Ace Turtle bags $4m in pre-Series B funding from Vertex, others

Vertex Ventures. Photographer: Sam Kang Li/Bloomberg

E-commerce solution provider Ace Turtle, which enables retail brands to sell online has raised ₹27 crore in pre-Series B round of financing from its existing investor Vertex Ventures and a new private equity investor, said two people close to the development, requesting anonymity.

The first person who was briefed on the deal said that Ace Turtle is also in talks to raise additional equity financing from new investors in the ongoing Series B round. Mint wasn’t able to verify names of the new investors.

When contacted, Ben Mathias, managing partner of Vertex confirmed the development. “Ace Turtle just closed a financing led by a new investor. Vertex co-invested its pro-rata in the round…We (originally) led the Series A in Ace Turtle a couple of years ago,” added Mathias in an emailed response.

Till date, Ace Turtle has raised around $5 million in financing across both equity and debt financing from investors such as InnoVen Capital and its other existing investors.

Founded in 2013 by Berry Singh and Nitin Chabra, Ace Turtle is a technology-focused platform that offers a full stack of an e-commerce operation from listing, payments, customer relationship management (CRM), and logistics to offline retail brands.

Most of Ace Turtle’s customers are lifestyle, apparel, and luggage brands such as Max, Puma, Fossil, US Polo, and Ray Ban among others. The company has 50 such retail brands on its platform.

Ace Turtle does not own any inventory; it instead facilities brick-and-mortar brands by helping them manage and list their product inventory across e-commerce platforms and online websites. It does this by managing and distributing the entire stock keeping unit of a brand.

Right from order processing to last-mile delivery, Ace Turtle offers a full stack e-commerce software and operational resources to brands. It has partnered with multiple logistics provider for deliveries.

In an earlier interview with Mint, the company’s co-founder Berry Singh said that Ace Turtle also has plans to expand into fast-moving consumer goods (FMCG) and electronics retail.

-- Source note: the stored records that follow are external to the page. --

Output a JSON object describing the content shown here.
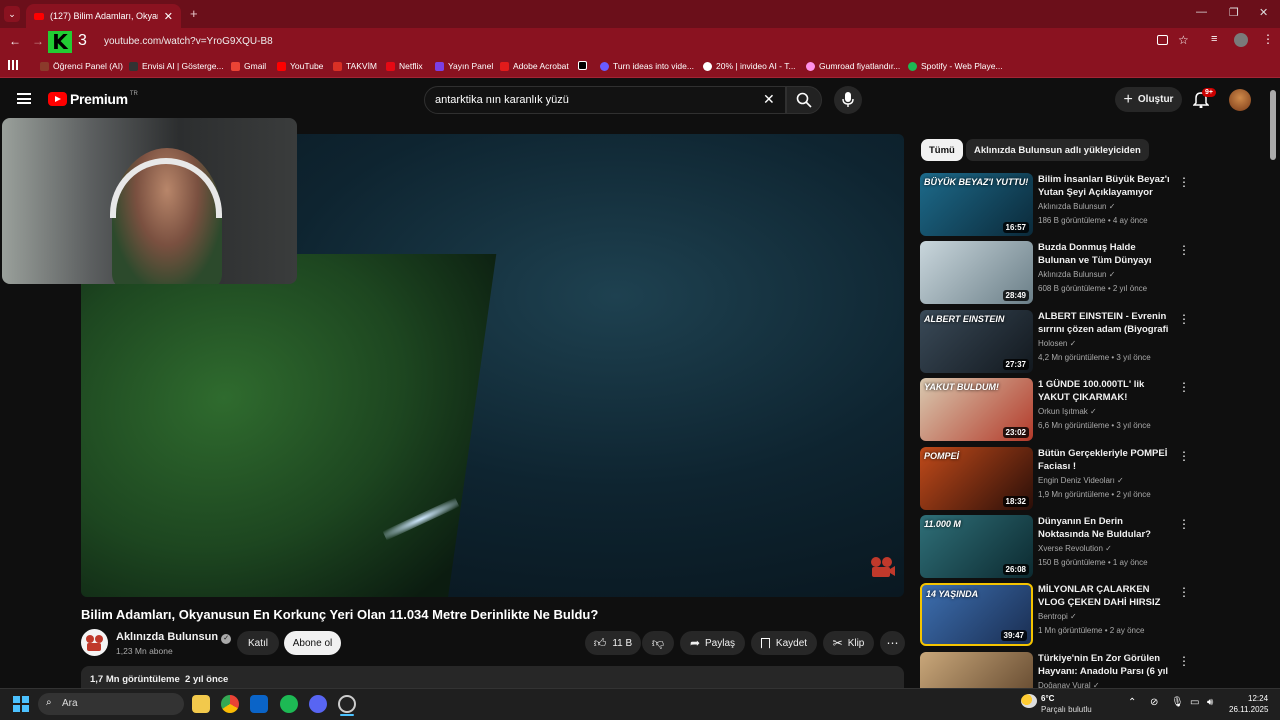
{
  "browser": {
    "tab_title": "(127) Bilim Adamları, Okyanusu...",
    "url": "youtube.com/watch?v=YroG9XQU-B8",
    "bookmarks": [
      {
        "label": "Öğrenci Panel (AI)",
        "color": "#8b3a2b"
      },
      {
        "label": "Envisi AI | Gösterge...",
        "color": "#333333"
      },
      {
        "label": "Gmail",
        "color": "#ea4335"
      },
      {
        "label": "YouTube",
        "color": "#ff0000"
      },
      {
        "label": "TAKVİM",
        "color": "#d93025"
      },
      {
        "label": "Netflix",
        "color": "#e50914"
      },
      {
        "label": "Yayın Panel",
        "color": "#7b3fe4"
      },
      {
        "label": "Adobe Acrobat",
        "color": "#e21b1b"
      },
      {
        "label": "",
        "color": "#000000"
      },
      {
        "label": "Turn ideas into vide...",
        "color": "#6a5cff"
      },
      {
        "label": "20% | invideo AI - T...",
        "color": "#ffffff"
      },
      {
        "label": "Gumroad fiyatlandır...",
        "color": "#ff90e8"
      },
      {
        "label": "Spotify - Web Playe...",
        "color": "#1db954"
      }
    ]
  },
  "youtube": {
    "logo_text": "Premium",
    "logo_region": "TR",
    "search_value": "antarktika nın karanlık yüzü",
    "create_label": "Oluştur",
    "notif_count": "9+",
    "video": {
      "title": "Bilim Adamları, Okyanusun En Korkunç Yeri Olan 11.034 Metre Derinlikte Ne Buldu?",
      "channel": "Aklınızda Bulunsun",
      "subscribers": "1,23 Mn abone",
      "join_label": "Katıl",
      "subscribe_label": "Abone ol",
      "likes": "11 B",
      "share_label": "Paylaş",
      "save_label": "Kaydet",
      "clip_label": "Klip",
      "views": "1,7 Mn görüntüleme",
      "age": "2 yıl önce"
    },
    "chips": [
      "Tümü",
      "Aklınızda Bulunsun adlı yükleyiciden"
    ],
    "recommendations": [
      {
        "title": "Bilim İnsanları Büyük Beyaz'ı Yutan Şeyi Açıklayamıyor",
        "channel": "Aklınızda Bulunsun",
        "meta": "186 B görüntüleme • 4 ay önce",
        "duration": "16:57",
        "thumb_text": "BÜYÜK BEYAZ'I YUTTU!",
        "c1": "#1d6a8a",
        "c2": "#0b2a3a"
      },
      {
        "title": "Buzda Donmuş Halde Bulunan ve Tüm Dünyayı Şaşırtan ...",
        "channel": "Aklınızda Bulunsun",
        "meta": "608 B görüntüleme • 2 yıl önce",
        "duration": "28:49",
        "thumb_text": "",
        "c1": "#c9d6dc",
        "c2": "#6b7f88"
      },
      {
        "title": "ALBERT EINSTEIN - Evrenin sırrını çözen adam (Biyografi ...",
        "channel": "Holosen",
        "meta": "4,2 Mn görüntüleme • 3 yıl önce",
        "duration": "27:37",
        "thumb_text": "ALBERT EINSTEIN",
        "c1": "#3a4a58",
        "c2": "#12181e"
      },
      {
        "title": "1 GÜNDE 100.000TL' lik YAKUT ÇIKARMAK!",
        "channel": "Orkun Işıtmak",
        "meta": "6,6 Mn görüntüleme • 3 yıl önce",
        "duration": "23:02",
        "thumb_text": "YAKUT BULDUM!",
        "c1": "#d9c9b0",
        "c2": "#b33a2a"
      },
      {
        "title": "Bütün Gerçekleriyle POMPEİ Faciası !",
        "channel": "Engin Deniz Videoları",
        "meta": "1,9 Mn görüntüleme • 2 yıl önce",
        "duration": "18:32",
        "thumb_text": "POMPEİ",
        "c1": "#c04a1a",
        "c2": "#2a0e08"
      },
      {
        "title": "Dünyanın En Derin Noktasında Ne Buldular?",
        "channel": "Xverse Revolution",
        "meta": "150 B görüntüleme • 1 ay önce",
        "duration": "26:08",
        "thumb_text": "11.000 M",
        "c1": "#2f6f78",
        "c2": "#0c2a30"
      },
      {
        "title": "MİLYONLAR ÇALARKEN VLOG ÇEKEN DAHİ HIRSIZ",
        "channel": "Bentropi",
        "meta": "1 Mn görüntüleme • 2 ay önce",
        "duration": "39:47",
        "thumb_text": "14 YAŞINDA",
        "c1": "#3d6fb0",
        "c2": "#1a2e52"
      },
      {
        "title": "Türkiye'nin En Zor Görülen Hayvanı: Anadolu Parsı (6 yıl ...",
        "channel": "Doğanay Vural",
        "meta": "",
        "duration": "",
        "thumb_text": "",
        "c1": "#c9a77a",
        "c2": "#5a4028"
      }
    ]
  },
  "taskbar": {
    "search_label": "Ara",
    "weather_temp": "6°C",
    "weather_desc": "Parçalı bulutlu",
    "time": "12:24",
    "date": "26.11.2025"
  }
}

“As we scale up, we have identified three segments as our core target, which are primarily fashion, consumer electronics and FMCG. In fact, after fashion or apparel, consumer electronics is the second largest addressable market for us,” said Singh in the earlier interview in 2018.

Ace Turtle also has operations in Singapore and Malaysia. Ace Turtle competes with other e-commerce enables such as Peel-Works, which last raised $5 million in a Series B round led by Equanimity Ventures in May.